I have to ask the question above, because I truly don’t know the answer. I’m not a transportation expert (though sometimes I think I should have become one, rather than a museum professional). I grew up in the country, experienced the 20th century right of passage of getting my driver’s license that meant a bit more freedom for my parents (and a good deal more worry). But in my adult life, I’ve chosen to live in urban centers and not own a car. I now look at this country as places I can go to easily, and ones where I have to rent a car (don’t you love how it’s $25 when you rent, and $90 when you go to pay?). I’ve daydreamed about restored rail service about to many a town. I’m not alone.
Transportation blogs are full of train geeks musing about lost rail lines around the country. I recently discussed the difficulty of getting to Annapolis unless you own a car. Thinking about it technically, unless you own a car, you don’t have access to the state government in Maryland
I love the Greater Greater Washington DC and Beyond DC blogs, and I can’t think of any place on the east coast that needs the reason and vision of these transportation blogs like Washington, DC. Both have “fantasy” maps – I agree with Dan Malouff, it’s time to stop using “fantasy” and start using “vision.” How else does progress begin (or re-begin, in the case of our transportation systems) without vision?

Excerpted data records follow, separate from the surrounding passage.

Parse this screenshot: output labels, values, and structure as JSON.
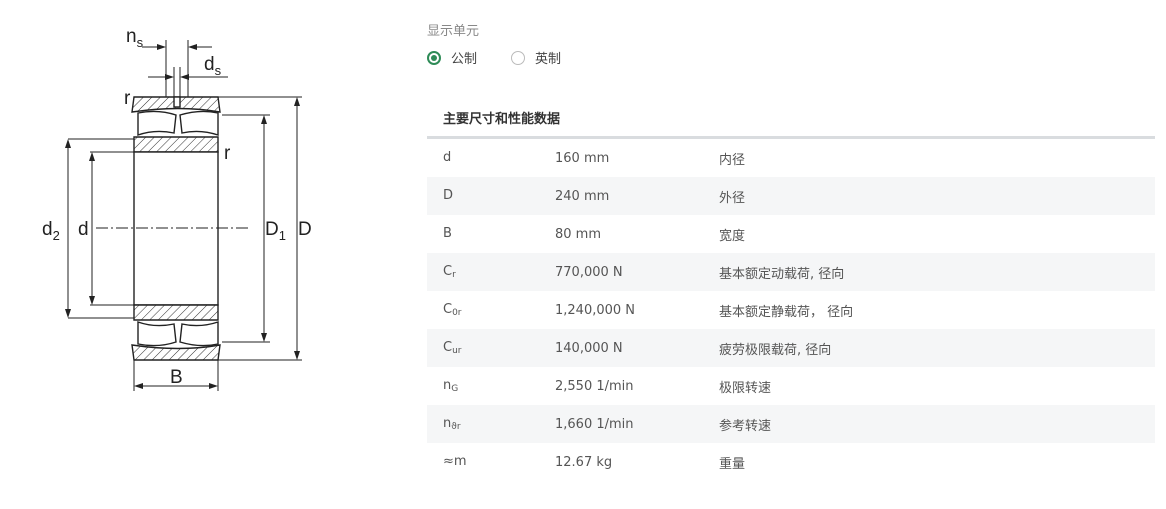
{
  "diagram": {
    "labels": {
      "ns": "n",
      "ns_sub": "s",
      "ds": "d",
      "ds_sub": "s",
      "r": "r",
      "d2": "d",
      "d2_sub": "2",
      "d": "d",
      "D1": "D",
      "D1_sub": "1",
      "D": "D",
      "B": "B"
    }
  },
  "units": {
    "label": "显示单元",
    "options": [
      {
        "label": "公制",
        "selected": true
      },
      {
        "label": "英制",
        "selected": false
      }
    ]
  },
  "section": {
    "title": "主要尺寸和性能数据"
  },
  "rows": [
    {
      "sym": "d",
      "sub": "",
      "value": "160 mm",
      "desc": "内径"
    },
    {
      "sym": "D",
      "sub": "",
      "value": "240 mm",
      "desc": "外径"
    },
    {
      "sym": "B",
      "sub": "",
      "value": "80 mm",
      "desc": "宽度"
    },
    {
      "sym": "C",
      "sub": "r",
      "value": "770,000 N",
      "desc": "基本额定动载荷, 径向"
    },
    {
      "sym": "C",
      "sub": "0r",
      "value": "1,240,000 N",
      "desc": "基本额定静载荷， 径向"
    },
    {
      "sym": "C",
      "sub": "ur",
      "value": "140,000 N",
      "desc": "疲劳极限载荷, 径向"
    },
    {
      "sym": "n",
      "sub": "G",
      "value": "2,550 1/min",
      "desc": "极限转速"
    },
    {
      "sym": "n",
      "sub": "ϑr",
      "value": "1,660 1/min",
      "desc": "参考转速"
    },
    {
      "sym": "≈m",
      "sub": "",
      "value": "12.67 kg",
      "desc": "重量"
    }
  ]
}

While I”m having a heck of a time finding this directly on the Beyond DC site, here is a visionary expansion map for transit from Dan Malouff for the larger Baltimore/Washington area on Flickr. I admit to downright giddiness when I came across the Rail service from Harrisburg and Hagerstown (and Westminster!) all the way to Richmond, and yes, Annapolis. Take a look at the Washington Baltimore transit expansion maps at Greater Greater Washington and the general fun at Urbanophile.
So many of these transit options are built upon what was, and rail right-of-ways abandoned in the 1940s-50s. The car was the fast and loose woman we all lost our heads over, now we are trying to win back the steady girl from next door: sustainable public transit. Buy the girl a drink.